A year after four malnourished boys were taken from their adoptive home, the children have doubled in weight and are rapidly recovering from years of neglect, state officials said.
A neighbor found Bruce Jackson, 19, rummaging through the trash for food before dawn on Oct. 10, 2003. The teenager was so small -- 45 pounds and 4 feet tall -- that police thought he was only 9 or 10.
He now is around 100 pounds and nearly 5 feet tall, state Human Services Commissioner James Davy said.
The three younger boys -- Michael, Keith and Tyrone -- are living in a foster home together.
Two adopted sisters and a foster sister were of normal size.
The children's parents, Raymond and Vanessa Jackson, are charged with aggravated assault and child endangerment. Authorities said they systematically kept the boys from eating and at times the children subsisted on pancake batter and gnawed on wallboard.
At least once a week, the boys see Bruce and the two adopted girls, who are also living in other homes, Davy said.
Davy said the three younger boys were doing somersaults and shooting baskets when he saw them recently. They are attending school and rooting for the Philadelphia Eagles, he said.
"It's a very loving, nurturing foster home," he said.

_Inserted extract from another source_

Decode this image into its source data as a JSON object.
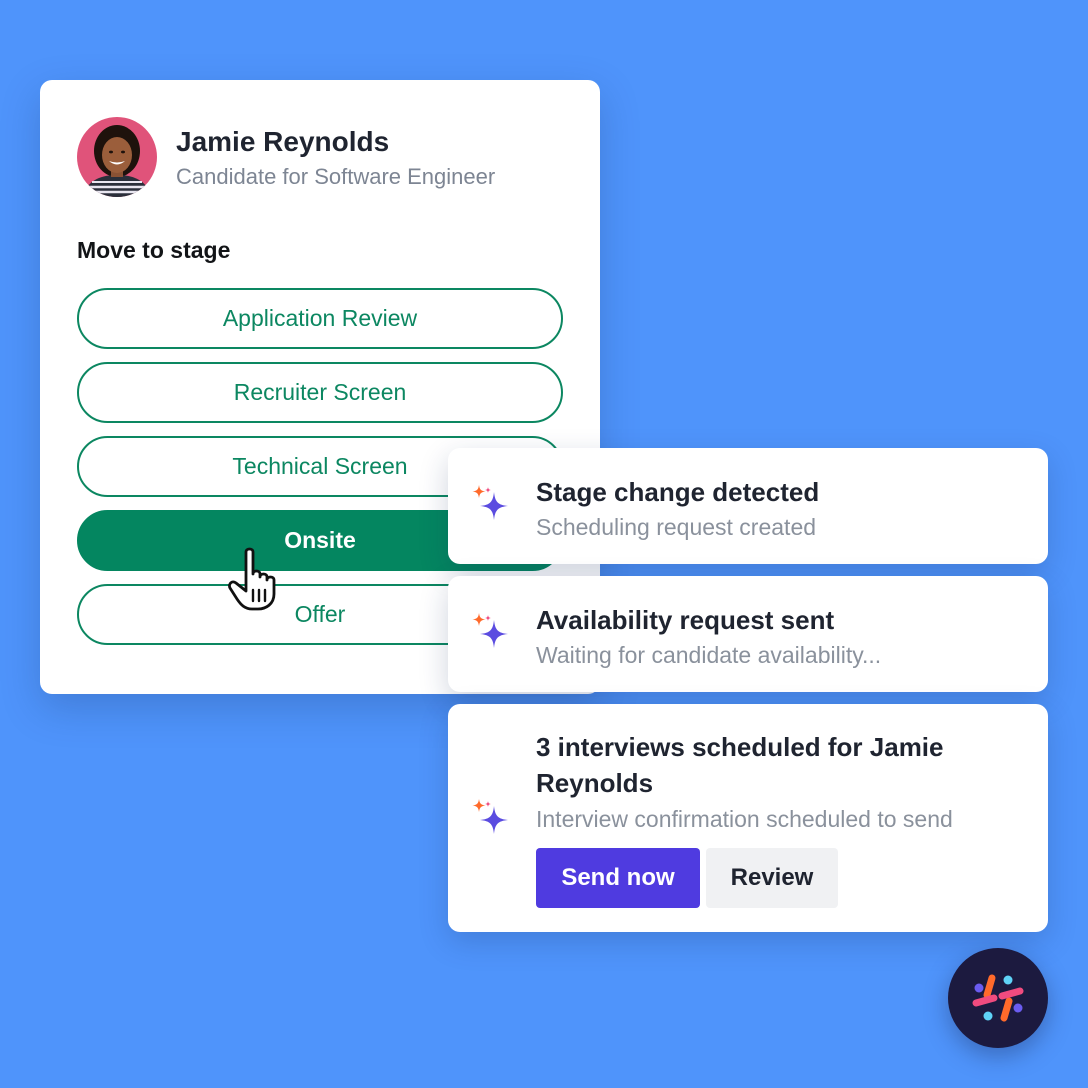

Marcia Robinson Lowry, the director of New York-based Children's Rights Inc., is suing the state of New Jersey on behalf of the three younger boys. Because Bruce Jackson is an adult, he has his own attorney.
Raymond and Vanessa Jackson, who are free on bail, have moved out of the home they had rented in Collingswood and have not spoken to reporters.

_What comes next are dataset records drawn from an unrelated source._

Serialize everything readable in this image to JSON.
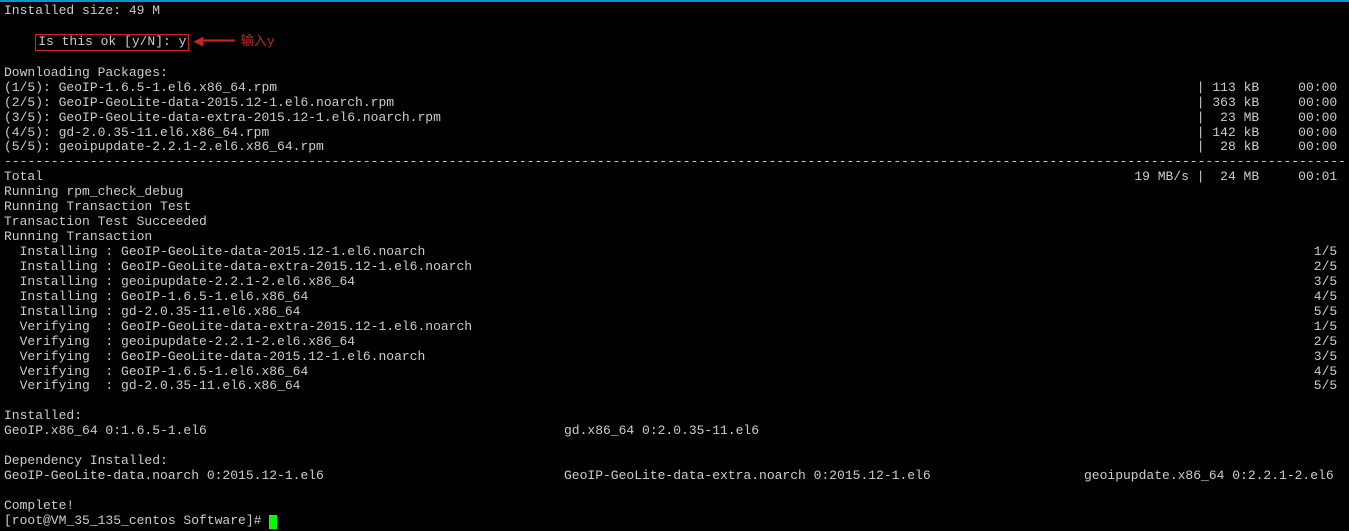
{
  "installed_size": "Installed size: 49 M",
  "prompt": "Is this ok [y/N]: y",
  "annotation_arrow": "◀━━━━",
  "annotation_text": "输入y",
  "downloading": "Downloading Packages:",
  "packages": [
    {
      "left": "(1/5): GeoIP-1.6.5-1.el6.x86_64.rpm",
      "size": "| 113 kB",
      "time": "00:00"
    },
    {
      "left": "(2/5): GeoIP-GeoLite-data-2015.12-1.el6.noarch.rpm",
      "size": "| 363 kB",
      "time": "00:00"
    },
    {
      "left": "(3/5): GeoIP-GeoLite-data-extra-2015.12-1.el6.noarch.rpm",
      "size": "|  23 MB",
      "time": "00:00"
    },
    {
      "left": "(4/5): gd-2.0.35-11.el6.x86_64.rpm",
      "size": "| 142 kB",
      "time": "00:00"
    },
    {
      "left": "(5/5): geoipupdate-2.2.1-2.el6.x86_64.rpm",
      "size": "|  28 kB",
      "time": "00:00"
    }
  ],
  "total_label": "Total",
  "total_speed": "19 MB/s |  24 MB",
  "total_time": "00:01",
  "running_debug": "Running rpm_check_debug",
  "running_test": "Running Transaction Test",
  "test_succeeded": "Transaction Test Succeeded",
  "running_trans": "Running Transaction",
  "transactions": [
    {
      "left": "  Installing : GeoIP-GeoLite-data-2015.12-1.el6.noarch",
      "right": "1/5"
    },
    {
      "left": "  Installing : GeoIP-GeoLite-data-extra-2015.12-1.el6.noarch",
      "right": "2/5"
    },
    {
      "left": "  Installing : geoipupdate-2.2.1-2.el6.x86_64",
      "right": "3/5"
    },
    {
      "left": "  Installing : GeoIP-1.6.5-1.el6.x86_64",
      "right": "4/5"
    },
    {
      "left": "  Installing : gd-2.0.35-11.el6.x86_64",
      "right": "5/5"
    },
    {
      "left": "  Verifying  : GeoIP-GeoLite-data-extra-2015.12-1.el6.noarch",
      "right": "1/5"
    },
    {
      "left": "  Verifying  : geoipupdate-2.2.1-2.el6.x86_64",
      "right": "2/5"
    },
    {
      "left": "  Verifying  : GeoIP-GeoLite-data-2015.12-1.el6.noarch",
      "right": "3/5"
    },
    {
      "left": "  Verifying  : GeoIP-1.6.5-1.el6.x86_64",
      "right": "4/5"
    },
    {
      "left": "  Verifying  : gd-2.0.35-11.el6.x86_64",
      "right": "5/5"
    }
  ],
  "installed_label": "Installed:",
  "installed_items": {
    "col1": "  GeoIP.x86_64 0:1.6.5-1.el6",
    "col2": "gd.x86_64 0:2.0.35-11.el6"
  },
  "dep_label": "Dependency Installed:",
  "dep_items": {
    "col1": "  GeoIP-GeoLite-data.noarch 0:2015.12-1.el6",
    "col2": "GeoIP-GeoLite-data-extra.noarch 0:2015.12-1.el6",
    "col3": "geoipupdate.x86_64 0:2.2.1-2.el6"
  },
  "complete": "Complete!",
  "shell_prompt": "[root@VM_35_135_centos Software]# "
}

Lawyers for the couple say the boys' small sizes were the result of eating disorders.
"The defense that the four boys had eating disorders is absolutely nuts," Davy said. "It's blown out of the water by the fact that all four of them have more than doubled their weight and grown substantially in stature."

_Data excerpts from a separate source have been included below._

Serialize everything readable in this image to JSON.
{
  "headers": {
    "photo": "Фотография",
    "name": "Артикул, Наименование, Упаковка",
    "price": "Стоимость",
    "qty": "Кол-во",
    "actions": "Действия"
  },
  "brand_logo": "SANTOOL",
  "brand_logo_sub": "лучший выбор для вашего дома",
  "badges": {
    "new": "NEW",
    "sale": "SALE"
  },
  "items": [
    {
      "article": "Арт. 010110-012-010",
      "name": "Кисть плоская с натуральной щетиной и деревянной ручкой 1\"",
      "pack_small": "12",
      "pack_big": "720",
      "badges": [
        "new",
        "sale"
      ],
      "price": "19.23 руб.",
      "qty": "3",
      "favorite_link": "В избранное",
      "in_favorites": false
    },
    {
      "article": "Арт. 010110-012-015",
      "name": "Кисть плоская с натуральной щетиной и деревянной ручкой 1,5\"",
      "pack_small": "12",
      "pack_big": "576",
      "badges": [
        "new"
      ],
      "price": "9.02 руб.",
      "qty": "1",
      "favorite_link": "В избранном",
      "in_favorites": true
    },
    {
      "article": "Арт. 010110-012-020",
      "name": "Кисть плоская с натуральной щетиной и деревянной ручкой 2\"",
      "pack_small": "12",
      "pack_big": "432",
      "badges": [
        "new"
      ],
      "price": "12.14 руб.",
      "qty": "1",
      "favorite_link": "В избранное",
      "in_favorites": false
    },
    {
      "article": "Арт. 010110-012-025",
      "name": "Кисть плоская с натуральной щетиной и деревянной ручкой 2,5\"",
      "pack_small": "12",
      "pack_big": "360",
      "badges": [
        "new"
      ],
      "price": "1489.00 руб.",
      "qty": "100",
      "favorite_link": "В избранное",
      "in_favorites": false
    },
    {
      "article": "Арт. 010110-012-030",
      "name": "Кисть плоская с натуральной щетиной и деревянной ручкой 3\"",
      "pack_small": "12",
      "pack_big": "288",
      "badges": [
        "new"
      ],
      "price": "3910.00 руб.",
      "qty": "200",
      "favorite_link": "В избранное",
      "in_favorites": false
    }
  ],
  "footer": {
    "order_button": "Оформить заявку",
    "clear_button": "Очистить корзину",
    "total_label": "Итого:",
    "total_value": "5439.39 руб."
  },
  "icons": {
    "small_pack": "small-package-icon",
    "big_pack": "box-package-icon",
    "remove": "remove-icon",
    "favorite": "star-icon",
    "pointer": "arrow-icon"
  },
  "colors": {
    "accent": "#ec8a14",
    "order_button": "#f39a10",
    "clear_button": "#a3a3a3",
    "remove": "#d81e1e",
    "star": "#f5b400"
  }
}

The New Jersey Department of Youth and Family Services became part of the Jackson case because caseworkers regularly checked on the family's foster child but did not take action about the bone-thin boys.
Since the boys were found, more than 300 caseworkers have been hired, with plans to add more in the next few months. Foster families are being vigorously recruited. Nearly 5,000 children in foster care -- about half the state's total -- now have a managed health care plan.
But to Lowry, whose nonprofit advocacy group filed the lawsuit that led to a settlement over how to reform DYFS, the lessons from the Jackson case were broad and horrific.
"It told us how terrible, how incredibly neglectful the system really can be," Lowry said.